LG Display has started mass-production at its second OLED panel production plant, the company announced Thursday. The new plant, located in Guangzhou, China, has the capacity to initially produce 60,000 OLED sheets a month, which combined with LG’s existing plant in Paju, South Korea means that LG Display’s total OLED production capacity has almost doubled to 130,000 sheets monthly.
According to LG, the panels produced at its new plant will be used to create displays ranging in size from 48 to 77-inches. They’re for TVs, in other words. LG Display is a major supplier of OLED panels for TVs across the industry. 19 brands, including LG, Vizio, Sony, Panasonic, Hisense, Bang & Olufsen, and Toshiba, use LG Display OLED panels in their TVs according to FlatPanelsHD.

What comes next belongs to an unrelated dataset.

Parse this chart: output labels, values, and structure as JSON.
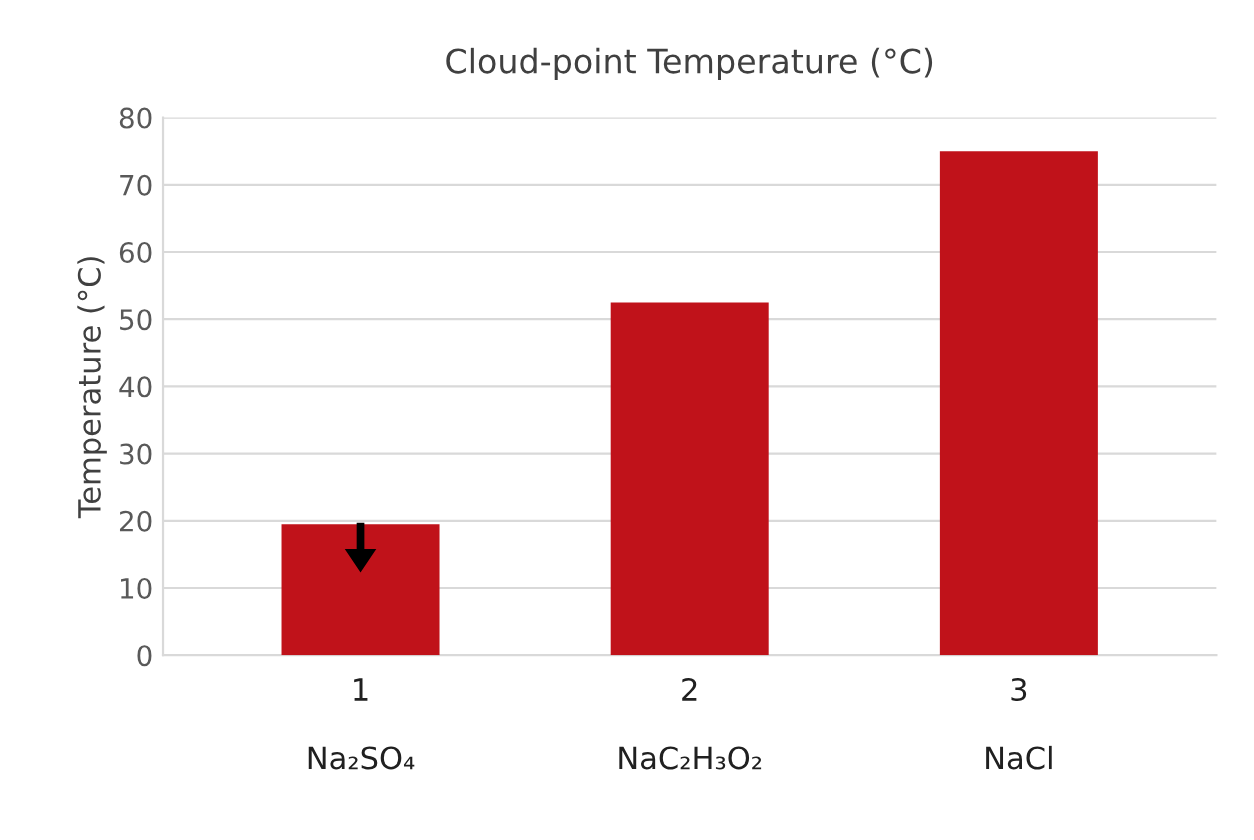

The opening of LG Display’s new plant comes as it and competitor Samsung Display are shifting their attention away from LCD panels, which the majority of TVs currently use. LG Display announced earlier this year that it is ending production of LCD TV panels in South Korea, Reuters reports, while Samsung Display said it was ending LCD display production in South Korea and China.
LG Display’s CEO, James Hoyoung Jeong, said he hoped the new plant will “enable more rapid adoption of OLED displays in the market.” He called large OLED displays an “essential growth engine” for LG Display. LG Display says that production capacity could increased to 90,000 sheets a month in the future at the new factory.
By 2021, LG Display has said it wants OLED panels to make up 50 percent of its revenue, up from around 30 percent in 2018, according to Reuters. Samsung Display, meanwhile, is pinning its hopes on quantum dot, with ZDNet reporting that its future QD displays will incorporate an OLED panel rather than the LCD layer used by its existing displays.